This album is painted as one of contrasts, with dissonance, technical and brutal death metal, jazz and prog thrown in. This is the album from this band who released their first in 2012.
And indeed the first song is called “Contrasts”. The dissonance is there as is the fiery technical death metal. They weren’t wrong. It mashed with my brain in a deep and dark way. I like it. Although everyone in the band sounds to be on a different wavelength in a deliberate way, it drives forward and isn’t as circuitous as might be suggested. Its atmosphere suggests dark and empty spaces. Duly softened up, we move onto “Meanders” the track whose title suggests it might all be circuitous. Well it isn’t that and it isn’t circular either and once again this is no comfort zone as gloomy instrumental outpourings spew out in their abnormal way. It’s approaching the musical equivalent of a mental breakdown with some death metal vocals. Ephel Duath, I hear you cry. Yes, it is reminiscent of the Italians in their avant-garde moments, and there’s a jazziness about it too somewhere in the thicket.
“Prism” follows a similar pattern but has the air of a technical death metal drama, if such a thing exists. By “Source” it’s turned into expressions of Zero Hour, but with an exhilarating and exotic diversion mid-stream. The heavy chords continue into the next piece. I like this album but because of its lack of theme or continuity by virtue of the style, it seems like each piece is isolated, as Anachronism go on a journey through tangly bushes, come out the other side, stop and start all over again.
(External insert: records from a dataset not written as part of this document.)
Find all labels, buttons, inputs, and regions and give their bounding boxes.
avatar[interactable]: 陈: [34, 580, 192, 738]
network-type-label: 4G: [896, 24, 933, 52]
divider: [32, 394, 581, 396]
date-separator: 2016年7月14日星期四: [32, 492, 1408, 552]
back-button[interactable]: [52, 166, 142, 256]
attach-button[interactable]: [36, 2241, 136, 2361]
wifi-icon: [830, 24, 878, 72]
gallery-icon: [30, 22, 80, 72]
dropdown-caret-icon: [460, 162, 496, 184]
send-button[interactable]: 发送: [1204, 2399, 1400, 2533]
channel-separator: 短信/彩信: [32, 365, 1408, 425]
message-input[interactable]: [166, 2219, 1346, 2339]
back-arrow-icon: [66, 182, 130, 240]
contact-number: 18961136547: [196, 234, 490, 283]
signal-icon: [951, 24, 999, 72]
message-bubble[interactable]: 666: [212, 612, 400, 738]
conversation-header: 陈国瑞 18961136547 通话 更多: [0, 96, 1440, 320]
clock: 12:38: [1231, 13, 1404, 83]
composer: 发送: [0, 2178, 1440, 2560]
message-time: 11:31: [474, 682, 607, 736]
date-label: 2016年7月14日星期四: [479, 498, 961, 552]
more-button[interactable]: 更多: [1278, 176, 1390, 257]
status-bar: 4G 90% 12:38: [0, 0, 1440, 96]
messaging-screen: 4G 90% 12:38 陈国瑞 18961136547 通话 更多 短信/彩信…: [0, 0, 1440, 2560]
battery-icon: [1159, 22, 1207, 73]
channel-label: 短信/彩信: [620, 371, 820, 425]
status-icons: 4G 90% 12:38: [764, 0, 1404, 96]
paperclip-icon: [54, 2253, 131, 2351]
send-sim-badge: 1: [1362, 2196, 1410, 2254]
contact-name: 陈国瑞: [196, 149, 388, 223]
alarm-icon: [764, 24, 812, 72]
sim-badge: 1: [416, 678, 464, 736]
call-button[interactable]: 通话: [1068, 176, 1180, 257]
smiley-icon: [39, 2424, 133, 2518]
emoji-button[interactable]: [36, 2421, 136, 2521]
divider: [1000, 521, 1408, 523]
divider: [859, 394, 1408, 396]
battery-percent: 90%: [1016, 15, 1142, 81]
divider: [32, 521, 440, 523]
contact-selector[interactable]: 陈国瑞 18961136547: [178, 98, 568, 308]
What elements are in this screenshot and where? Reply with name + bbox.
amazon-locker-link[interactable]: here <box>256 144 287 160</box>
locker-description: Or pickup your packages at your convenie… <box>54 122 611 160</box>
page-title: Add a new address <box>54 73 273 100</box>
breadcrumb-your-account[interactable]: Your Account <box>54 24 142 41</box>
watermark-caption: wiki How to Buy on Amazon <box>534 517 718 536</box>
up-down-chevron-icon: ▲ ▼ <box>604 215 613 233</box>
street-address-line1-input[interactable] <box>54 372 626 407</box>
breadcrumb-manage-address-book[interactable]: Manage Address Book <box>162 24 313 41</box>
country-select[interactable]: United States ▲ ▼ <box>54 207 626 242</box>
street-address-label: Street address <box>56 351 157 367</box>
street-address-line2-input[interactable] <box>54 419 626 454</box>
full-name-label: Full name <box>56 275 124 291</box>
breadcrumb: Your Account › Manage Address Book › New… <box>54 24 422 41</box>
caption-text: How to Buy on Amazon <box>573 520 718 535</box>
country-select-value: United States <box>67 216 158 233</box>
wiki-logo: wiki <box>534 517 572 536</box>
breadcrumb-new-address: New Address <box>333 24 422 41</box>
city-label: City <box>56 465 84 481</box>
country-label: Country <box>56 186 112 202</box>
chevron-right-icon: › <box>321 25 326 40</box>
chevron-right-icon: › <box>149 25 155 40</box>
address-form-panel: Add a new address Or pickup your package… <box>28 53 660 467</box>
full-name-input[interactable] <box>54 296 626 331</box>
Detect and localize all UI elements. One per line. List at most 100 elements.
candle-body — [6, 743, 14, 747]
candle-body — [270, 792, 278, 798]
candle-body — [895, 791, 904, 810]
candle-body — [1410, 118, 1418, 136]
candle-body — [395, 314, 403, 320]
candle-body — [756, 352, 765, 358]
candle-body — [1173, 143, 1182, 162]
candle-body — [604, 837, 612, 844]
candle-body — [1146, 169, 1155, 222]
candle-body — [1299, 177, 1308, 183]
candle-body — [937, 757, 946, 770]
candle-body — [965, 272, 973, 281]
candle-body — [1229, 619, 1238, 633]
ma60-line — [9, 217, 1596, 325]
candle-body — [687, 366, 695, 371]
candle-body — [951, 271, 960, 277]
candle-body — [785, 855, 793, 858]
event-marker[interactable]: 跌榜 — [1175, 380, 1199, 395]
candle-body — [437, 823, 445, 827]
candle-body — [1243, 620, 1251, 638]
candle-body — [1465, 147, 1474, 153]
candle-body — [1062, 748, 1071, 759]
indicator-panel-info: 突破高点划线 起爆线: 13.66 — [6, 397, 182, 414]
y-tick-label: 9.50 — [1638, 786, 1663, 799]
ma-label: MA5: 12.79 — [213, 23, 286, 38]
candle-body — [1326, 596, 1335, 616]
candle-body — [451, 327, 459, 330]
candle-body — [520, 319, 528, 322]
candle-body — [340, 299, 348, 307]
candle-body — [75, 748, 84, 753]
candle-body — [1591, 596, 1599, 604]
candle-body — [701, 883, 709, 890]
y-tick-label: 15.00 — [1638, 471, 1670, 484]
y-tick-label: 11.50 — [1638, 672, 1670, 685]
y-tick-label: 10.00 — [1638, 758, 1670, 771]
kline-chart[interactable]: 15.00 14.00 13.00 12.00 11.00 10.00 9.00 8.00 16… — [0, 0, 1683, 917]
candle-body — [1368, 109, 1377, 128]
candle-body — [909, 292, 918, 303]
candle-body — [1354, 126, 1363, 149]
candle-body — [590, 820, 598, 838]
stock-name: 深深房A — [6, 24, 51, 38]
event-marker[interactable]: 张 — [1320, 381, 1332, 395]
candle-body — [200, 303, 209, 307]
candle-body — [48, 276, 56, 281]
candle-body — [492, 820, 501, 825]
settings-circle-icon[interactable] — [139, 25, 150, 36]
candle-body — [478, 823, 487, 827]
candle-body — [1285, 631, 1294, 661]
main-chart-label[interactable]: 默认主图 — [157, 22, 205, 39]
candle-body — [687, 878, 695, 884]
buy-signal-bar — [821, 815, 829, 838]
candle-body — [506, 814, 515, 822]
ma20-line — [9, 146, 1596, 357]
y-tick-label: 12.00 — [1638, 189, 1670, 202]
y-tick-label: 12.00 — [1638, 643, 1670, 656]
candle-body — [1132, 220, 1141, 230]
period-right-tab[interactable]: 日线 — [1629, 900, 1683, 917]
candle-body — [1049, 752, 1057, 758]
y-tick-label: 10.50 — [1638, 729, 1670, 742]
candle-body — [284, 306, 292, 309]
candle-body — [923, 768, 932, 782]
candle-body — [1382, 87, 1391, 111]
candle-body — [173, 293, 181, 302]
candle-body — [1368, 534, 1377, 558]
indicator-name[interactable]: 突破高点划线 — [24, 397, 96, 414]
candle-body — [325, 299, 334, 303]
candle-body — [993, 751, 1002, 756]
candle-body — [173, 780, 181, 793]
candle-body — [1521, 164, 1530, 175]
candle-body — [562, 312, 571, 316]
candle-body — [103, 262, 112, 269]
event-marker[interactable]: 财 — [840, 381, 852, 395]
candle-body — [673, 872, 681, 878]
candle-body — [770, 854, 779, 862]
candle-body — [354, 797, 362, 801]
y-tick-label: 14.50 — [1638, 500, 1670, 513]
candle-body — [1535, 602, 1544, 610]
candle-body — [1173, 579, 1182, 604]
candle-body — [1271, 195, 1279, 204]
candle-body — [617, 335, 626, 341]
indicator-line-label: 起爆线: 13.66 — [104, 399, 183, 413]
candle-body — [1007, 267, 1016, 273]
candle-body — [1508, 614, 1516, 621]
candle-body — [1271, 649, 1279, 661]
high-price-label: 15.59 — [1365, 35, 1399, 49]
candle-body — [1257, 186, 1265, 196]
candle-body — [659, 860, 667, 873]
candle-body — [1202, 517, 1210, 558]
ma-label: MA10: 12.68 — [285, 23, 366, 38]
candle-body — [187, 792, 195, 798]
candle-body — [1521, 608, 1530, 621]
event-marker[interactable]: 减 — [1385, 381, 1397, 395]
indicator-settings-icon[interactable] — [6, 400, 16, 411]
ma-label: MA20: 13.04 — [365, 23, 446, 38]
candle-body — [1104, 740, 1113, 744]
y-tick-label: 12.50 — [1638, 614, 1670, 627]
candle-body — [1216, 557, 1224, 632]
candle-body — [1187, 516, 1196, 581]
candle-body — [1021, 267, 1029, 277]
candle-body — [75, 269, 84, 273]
You’re not going to be humming along to this. “Mirage” is at the darker end of the nervous breakdown scale, while “Macrocosm” starts moodily and ominously. The slower pace brings out the sinister side more than ever. Anachronism don’t do anything but heaviness. The eighth and final weighty tome is “Dialogues”. It is dissonant, relentless … and weighty. Pained post-metal screams echo forth and it comes to an end.
The only thing which perhaps surprised me was there was no track called “Endurance”. I didn’t find so many contrasts, such is the heaviness of style, but “Meanders” is 33 very musically accomplished minutes of substance.